Ich bitte Sie, liebe Mitarbeitende: Bauen Sie in Ihrer Seelsorge auf das Buch der Bücher, die Bibel. In ihr hält sich hartnäckig das Gerücht, Gott neige sich uns zu wie ein gütiger, liebevoller Vater und ebenso wie eine zärtliche Mutter. In einer solchen göttlichen Liebe sind wir gut aufgehoben.
Gerüchteweise heißt es auch, dass dieser Gott sich total auf unser Menschsein eingelassen hat – in seinem eigenen Sohn Jesus Christus, wahrer Gott und wahrer Mensch. Jesus, der Mann vom Rand, die Randexistenz aus Galiläa, ist an die Ränder gegangen, um Arme, Kranke und Schwache in die Mitte zu stellen. Um sich und seinem Programm treu zu bleiben, sei Jesus bis in den Tod gegangen. Er hat sich nicht nur aufs Kreuz legen lassen, er hat sich dort festnageln lassen.
Damit sind wir beim gewagtesten, ja abenteuerlichsten Gerücht über ihn. Bis heute ist es nicht totzukriegen: Jesus bleibt nicht im Grab. Der Stein kommt ins Rollen. Jesus lebt. Wer ihm folgt, kann damit rechnen, dass der eigene Tod nicht das Ende ist, kein Exitus aus der Welt, sondern ein Transitus in ein Leben ohne Grenzen. Das ist die Synthese des Gottesgerüchts, kein Gottesgeschwätz, kein leeres Palaver, sondern ein starkes Wort, die Kunde vom Licht. Deshalb ermutige ich Sie, jede und jeden ganz persönlich: Sei Licht! In Freude von Gott gesandt!

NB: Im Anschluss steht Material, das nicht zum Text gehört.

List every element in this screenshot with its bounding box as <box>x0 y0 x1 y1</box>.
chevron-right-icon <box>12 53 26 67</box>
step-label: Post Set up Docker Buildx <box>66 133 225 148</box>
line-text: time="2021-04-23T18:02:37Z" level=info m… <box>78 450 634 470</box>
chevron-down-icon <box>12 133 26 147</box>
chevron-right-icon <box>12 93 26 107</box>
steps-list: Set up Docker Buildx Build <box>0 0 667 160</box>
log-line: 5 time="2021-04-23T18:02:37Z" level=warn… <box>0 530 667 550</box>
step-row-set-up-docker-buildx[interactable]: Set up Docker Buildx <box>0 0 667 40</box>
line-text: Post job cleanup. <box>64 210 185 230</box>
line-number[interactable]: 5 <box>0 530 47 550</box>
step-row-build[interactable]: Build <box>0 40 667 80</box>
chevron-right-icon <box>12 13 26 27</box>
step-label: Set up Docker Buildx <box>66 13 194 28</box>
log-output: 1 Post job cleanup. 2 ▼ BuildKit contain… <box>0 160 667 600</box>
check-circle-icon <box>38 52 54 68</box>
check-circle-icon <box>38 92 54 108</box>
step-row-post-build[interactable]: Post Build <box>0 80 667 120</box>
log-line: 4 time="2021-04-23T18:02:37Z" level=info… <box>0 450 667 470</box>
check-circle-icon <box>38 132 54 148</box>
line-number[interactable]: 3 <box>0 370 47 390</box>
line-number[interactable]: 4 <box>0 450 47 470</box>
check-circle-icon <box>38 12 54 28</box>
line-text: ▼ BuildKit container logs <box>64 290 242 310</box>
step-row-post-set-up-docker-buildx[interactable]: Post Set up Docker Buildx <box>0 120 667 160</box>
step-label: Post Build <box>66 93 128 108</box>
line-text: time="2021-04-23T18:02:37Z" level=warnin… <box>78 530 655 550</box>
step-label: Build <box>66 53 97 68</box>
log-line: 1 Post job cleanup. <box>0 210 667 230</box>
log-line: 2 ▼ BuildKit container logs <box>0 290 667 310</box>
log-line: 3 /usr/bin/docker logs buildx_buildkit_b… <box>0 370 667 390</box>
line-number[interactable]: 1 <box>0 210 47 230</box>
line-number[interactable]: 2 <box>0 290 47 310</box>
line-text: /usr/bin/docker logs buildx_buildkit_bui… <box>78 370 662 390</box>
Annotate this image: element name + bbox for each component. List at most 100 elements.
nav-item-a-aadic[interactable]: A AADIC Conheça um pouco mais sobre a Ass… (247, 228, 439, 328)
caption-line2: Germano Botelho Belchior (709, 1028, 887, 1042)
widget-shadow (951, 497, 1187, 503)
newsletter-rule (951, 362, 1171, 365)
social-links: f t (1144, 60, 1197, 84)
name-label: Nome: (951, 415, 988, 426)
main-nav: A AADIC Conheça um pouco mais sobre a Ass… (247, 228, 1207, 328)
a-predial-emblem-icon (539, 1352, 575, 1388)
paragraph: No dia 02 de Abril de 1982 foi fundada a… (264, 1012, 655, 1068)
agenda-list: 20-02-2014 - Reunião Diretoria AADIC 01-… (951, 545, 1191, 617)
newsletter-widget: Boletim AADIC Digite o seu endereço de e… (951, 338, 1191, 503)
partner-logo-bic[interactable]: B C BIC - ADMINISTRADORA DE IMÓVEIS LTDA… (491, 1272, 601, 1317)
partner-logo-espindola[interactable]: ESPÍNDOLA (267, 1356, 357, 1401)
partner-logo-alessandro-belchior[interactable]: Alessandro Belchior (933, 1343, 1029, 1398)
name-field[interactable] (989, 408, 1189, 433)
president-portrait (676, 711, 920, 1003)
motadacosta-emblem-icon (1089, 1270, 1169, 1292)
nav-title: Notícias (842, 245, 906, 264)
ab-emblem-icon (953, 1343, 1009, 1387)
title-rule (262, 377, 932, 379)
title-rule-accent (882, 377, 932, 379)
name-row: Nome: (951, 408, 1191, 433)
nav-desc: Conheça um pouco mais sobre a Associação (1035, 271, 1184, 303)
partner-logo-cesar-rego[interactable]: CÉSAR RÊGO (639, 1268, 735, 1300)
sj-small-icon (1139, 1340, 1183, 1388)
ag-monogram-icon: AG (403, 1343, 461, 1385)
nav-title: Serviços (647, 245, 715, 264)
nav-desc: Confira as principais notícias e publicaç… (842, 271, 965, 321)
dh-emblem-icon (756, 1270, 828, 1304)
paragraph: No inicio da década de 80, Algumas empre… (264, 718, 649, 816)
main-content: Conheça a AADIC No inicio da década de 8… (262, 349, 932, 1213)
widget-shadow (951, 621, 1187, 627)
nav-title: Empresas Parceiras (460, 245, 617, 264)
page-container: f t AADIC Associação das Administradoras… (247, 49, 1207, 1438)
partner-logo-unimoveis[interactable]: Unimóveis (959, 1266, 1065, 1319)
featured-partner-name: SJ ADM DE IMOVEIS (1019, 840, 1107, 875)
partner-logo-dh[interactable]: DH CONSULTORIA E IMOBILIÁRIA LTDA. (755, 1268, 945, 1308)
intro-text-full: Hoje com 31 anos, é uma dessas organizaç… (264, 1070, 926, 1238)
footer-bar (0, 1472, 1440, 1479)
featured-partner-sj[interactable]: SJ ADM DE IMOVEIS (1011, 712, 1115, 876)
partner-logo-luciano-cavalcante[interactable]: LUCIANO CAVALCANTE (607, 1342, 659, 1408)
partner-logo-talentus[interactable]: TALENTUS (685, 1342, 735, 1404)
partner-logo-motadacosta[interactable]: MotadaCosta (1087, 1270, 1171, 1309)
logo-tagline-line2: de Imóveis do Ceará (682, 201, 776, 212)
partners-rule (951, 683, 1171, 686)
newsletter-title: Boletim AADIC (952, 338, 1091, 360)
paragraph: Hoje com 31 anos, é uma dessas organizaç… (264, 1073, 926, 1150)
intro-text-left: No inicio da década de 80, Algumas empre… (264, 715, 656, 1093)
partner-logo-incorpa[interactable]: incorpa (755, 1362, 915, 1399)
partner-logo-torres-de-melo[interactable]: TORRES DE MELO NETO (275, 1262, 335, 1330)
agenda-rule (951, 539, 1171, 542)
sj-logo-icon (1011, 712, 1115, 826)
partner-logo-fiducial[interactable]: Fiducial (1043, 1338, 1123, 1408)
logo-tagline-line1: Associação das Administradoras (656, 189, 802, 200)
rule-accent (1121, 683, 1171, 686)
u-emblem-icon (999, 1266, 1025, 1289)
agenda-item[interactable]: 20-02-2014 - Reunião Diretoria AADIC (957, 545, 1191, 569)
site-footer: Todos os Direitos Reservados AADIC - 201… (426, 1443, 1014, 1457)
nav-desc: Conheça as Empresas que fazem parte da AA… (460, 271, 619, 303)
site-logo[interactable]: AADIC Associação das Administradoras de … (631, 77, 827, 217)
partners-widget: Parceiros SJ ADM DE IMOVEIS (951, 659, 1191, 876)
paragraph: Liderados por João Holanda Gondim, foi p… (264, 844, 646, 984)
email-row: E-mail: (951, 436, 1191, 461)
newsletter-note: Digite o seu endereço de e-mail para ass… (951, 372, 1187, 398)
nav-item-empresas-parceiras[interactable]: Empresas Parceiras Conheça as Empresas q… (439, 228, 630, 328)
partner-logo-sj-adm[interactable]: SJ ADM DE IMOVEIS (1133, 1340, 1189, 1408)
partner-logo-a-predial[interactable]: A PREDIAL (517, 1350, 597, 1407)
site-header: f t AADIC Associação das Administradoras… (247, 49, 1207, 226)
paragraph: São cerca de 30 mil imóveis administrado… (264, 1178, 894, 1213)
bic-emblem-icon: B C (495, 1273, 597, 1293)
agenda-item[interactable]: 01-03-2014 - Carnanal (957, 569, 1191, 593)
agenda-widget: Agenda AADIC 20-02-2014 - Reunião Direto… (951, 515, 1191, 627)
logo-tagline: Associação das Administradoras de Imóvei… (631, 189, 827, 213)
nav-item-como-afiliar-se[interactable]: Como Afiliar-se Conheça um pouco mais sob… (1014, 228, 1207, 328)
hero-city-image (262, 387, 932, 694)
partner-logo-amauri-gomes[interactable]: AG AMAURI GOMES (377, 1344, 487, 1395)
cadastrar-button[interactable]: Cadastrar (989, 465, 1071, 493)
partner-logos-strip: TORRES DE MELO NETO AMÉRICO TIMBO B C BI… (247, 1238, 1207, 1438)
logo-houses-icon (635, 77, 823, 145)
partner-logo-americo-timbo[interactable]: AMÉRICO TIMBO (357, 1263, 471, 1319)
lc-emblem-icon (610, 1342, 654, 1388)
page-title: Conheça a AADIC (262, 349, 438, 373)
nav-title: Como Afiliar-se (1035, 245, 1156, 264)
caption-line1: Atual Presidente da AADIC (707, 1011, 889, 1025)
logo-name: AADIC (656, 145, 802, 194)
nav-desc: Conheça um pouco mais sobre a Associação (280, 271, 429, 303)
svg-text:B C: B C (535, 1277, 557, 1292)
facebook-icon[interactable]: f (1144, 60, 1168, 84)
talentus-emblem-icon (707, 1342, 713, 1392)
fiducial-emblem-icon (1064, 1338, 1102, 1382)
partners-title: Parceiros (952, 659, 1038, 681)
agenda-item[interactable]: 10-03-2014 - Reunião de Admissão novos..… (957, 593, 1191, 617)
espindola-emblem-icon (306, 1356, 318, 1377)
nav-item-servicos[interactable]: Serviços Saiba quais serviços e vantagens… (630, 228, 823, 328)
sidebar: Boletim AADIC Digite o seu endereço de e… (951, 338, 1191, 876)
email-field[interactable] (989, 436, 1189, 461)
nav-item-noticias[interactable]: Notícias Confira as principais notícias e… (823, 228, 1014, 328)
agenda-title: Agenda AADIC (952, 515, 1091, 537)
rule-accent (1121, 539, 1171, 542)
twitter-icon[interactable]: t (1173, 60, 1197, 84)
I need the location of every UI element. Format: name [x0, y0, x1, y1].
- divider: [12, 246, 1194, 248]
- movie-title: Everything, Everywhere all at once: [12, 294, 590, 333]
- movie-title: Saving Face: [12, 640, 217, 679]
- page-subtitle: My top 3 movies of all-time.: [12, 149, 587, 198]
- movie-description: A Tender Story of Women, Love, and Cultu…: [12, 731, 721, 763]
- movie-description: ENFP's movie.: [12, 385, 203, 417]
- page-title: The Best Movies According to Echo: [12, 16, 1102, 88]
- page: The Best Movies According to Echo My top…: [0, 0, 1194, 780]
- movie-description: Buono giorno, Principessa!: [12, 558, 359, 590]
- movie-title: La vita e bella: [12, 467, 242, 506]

Am Ende noch eine Frage, durchaus selbstkritisch: Ich habe den Eindruck: In der Kirche fehlt etwas. Was ist das? Was geht uns ab? Das Geld fehlt uns – noch nicht. An hauptberuflichem Personal fehlen uns zwar Leute, das stimmt. Aber im Vergleich zu Kirchen in ärmeren Ländern sind wir ganz ordentlich aufgestellt. Wir können unser pastorales Personal bisher ja noch gut bezahlen. Zugegeben: Ehrenamtliche könnten es mehr sein, aber in unseren Gemeinden gibt es viele Engagierte, die keine Stunden zählen – Frauen und Männer, Kinder und Jugendliche, auf die wir bauen können. Doch das Eigentliche, was uns fehlt, sitzt tiefer: Vielen von uns fehlt der Glaube daran, dass wir in dieser schwierigen Zeit mit dem Evangelium noch „viel Staat machen können“. Ich möchte beruhigen: Wir brauchen keinen christlichen Gottesstaat. Aber das Gerücht vom Salz der Erde und Licht der Welt sollten wir wachhalten und ausbreiten. Ein anderes Wort dafür heißt Evangelisierung. Die Menschen brauchen Jesus, sie brauchen sein Wort. Ich bin froh, dass Sie das Gottesgerücht von heute an noch verbindlicher in der Kirche von Augsburg weitertragen wollen. Auf lange und vertrauensvolle Zusammenarbeit! Seid und bleibt Licht! In Freude von Gott gesandt!
[1] Vgl. sein Buch „Das Gottesgerücht. Bausteine für eine Kirche der Zukunft, Düsseldorf (Patmos) 1987.